Date of Order of CIT(A) considered as Relevant Date for Determining Limitation u/s 150: Delhi HC [Read Order]

Assessee - Delhi - Limitation - Intec - Delhi High Court - Taxscan

The Delhi High Court in the case of Intec Corporation v ACIT held that the period of limitation under Section 150 would be considered from the date of order of CIT (A).

The petitioner engaged in the manufacturing and marketing of Roof Mounted Package Air Conditioners, in order to expand set up a new unit and claimed deduction of profits, under Section 80-IC to be rejected by the AO on non-fulfillment of the provisions of Section 80-IC. While the matter was in appeal before the ITAT, AO issued the impugned notice under Section 147/150 of the Act for a reassessment of the return filed by the Petitioner.

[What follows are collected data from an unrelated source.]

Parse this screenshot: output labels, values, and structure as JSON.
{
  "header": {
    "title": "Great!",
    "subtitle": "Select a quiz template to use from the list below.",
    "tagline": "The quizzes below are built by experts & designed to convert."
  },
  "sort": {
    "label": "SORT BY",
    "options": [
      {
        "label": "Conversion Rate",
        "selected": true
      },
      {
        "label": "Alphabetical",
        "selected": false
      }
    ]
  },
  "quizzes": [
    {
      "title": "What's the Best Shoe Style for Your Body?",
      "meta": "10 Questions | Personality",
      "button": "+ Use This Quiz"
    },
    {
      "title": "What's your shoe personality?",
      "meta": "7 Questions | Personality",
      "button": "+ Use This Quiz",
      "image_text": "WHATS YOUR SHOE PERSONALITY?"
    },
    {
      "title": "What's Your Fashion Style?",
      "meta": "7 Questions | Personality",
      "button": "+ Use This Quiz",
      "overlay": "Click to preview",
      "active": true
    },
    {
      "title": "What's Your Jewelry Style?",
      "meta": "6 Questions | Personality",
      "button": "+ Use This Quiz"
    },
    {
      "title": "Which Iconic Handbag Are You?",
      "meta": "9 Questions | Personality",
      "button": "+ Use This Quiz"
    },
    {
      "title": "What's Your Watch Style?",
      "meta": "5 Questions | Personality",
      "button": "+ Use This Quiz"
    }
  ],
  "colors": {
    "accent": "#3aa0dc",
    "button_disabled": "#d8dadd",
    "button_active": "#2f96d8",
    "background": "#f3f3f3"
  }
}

A challenge to the notice on the ground that the AO did not have jurisdiction to issue the notice beyond 6 years from the end of relevant AY has been made by the petitioner.

The petitioner submitted that as per Section 149, notice under Section 147 could have been issued within a maximum period of 6 years from the end of the relevant assessment year and the said period of six-year in the present case had ended. Further, Section 150 cannot be invoked for the re-opening of the assessment. The use of the word ‘effect’ in Section 150(1) has been interpreted to mean ‘final finding/direction’ and since the order of the ITAT is subject to a final adjudication by the High Court or Supreme Court, the ITAT cannot be given effect to.

The Coram comprising of Justices Vipin Sanghi and Sanjeev Narula held that the reopening of the assessment under Section 147 read with Section 150 was within the period of limitation. It held that in terms of Section 150(2) and the observations in Praveen Kumari, the date relevant for deciding the question of limitation would be the date of order of CIT(A). Thus, the limitation of six years under Section 149, must be alive on the date of passing of the order of CIT (A).